Saudi Arabia is preparing to tackle its abysmal human rights record with the launch of a new human rights strategy. Riyadh’s Human Rights Commission, Nasser Al-Shahrani, said that his country was undergoing huge changes including in the area of human rights.
Speaking at a meeting in Geneva, Al-Shahrani was reported by Saudi newspaper Asharq Al-Awsat as saying that work on improving human rights was part of a national strategy that includes more than 100 initiatives introduced by the current regime. According to the commissioner, changes will be seen “in legal and organisational fields related to human rights, including: justice, criminal justice, reinforcing integrity, combating corruption, fighting race discrimination, women and children rights as well as rights of physically disabled people.

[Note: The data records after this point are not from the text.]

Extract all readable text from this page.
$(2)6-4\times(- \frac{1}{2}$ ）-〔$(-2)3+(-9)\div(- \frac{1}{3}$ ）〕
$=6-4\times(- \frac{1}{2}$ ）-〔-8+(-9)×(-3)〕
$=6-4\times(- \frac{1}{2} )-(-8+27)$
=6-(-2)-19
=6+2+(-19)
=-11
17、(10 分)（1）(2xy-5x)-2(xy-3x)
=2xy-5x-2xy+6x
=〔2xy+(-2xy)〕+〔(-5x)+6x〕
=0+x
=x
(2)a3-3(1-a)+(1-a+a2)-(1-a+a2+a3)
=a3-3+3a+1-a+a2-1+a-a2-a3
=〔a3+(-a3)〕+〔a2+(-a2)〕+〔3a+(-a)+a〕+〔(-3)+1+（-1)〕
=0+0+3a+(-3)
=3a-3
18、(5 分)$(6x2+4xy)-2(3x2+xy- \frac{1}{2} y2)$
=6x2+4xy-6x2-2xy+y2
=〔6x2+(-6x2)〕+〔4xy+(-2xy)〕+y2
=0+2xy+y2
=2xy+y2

Saudi has been the subject of numerous reports over its appalling human rights record. The Kingdom has been condemned over the lack of political freedom; suppression of free speech; obstruction of association, not to mention the high rate of death sentence in the country and Riyadh’s execution of the war in Yemen.
The Crown Prince Mohammed Bin Salman signalled earlier in the month that his country was willing to make changes to address concerns over human rights. Speaking to Times magazine he said the Saudi authorities have a plan to decrease the number of executions, but that they would not limit executions to people convicted of murder.
According to Al-Shahrani, this is a small example of the structural changes taking place under the current regime. “The country, under the leadership of Custodian of Two Holy Mosques King Salman Bin Abdulaziz, is undergoing comprehensive reforms and continuous development within the framework of Saudi Vision 2030.”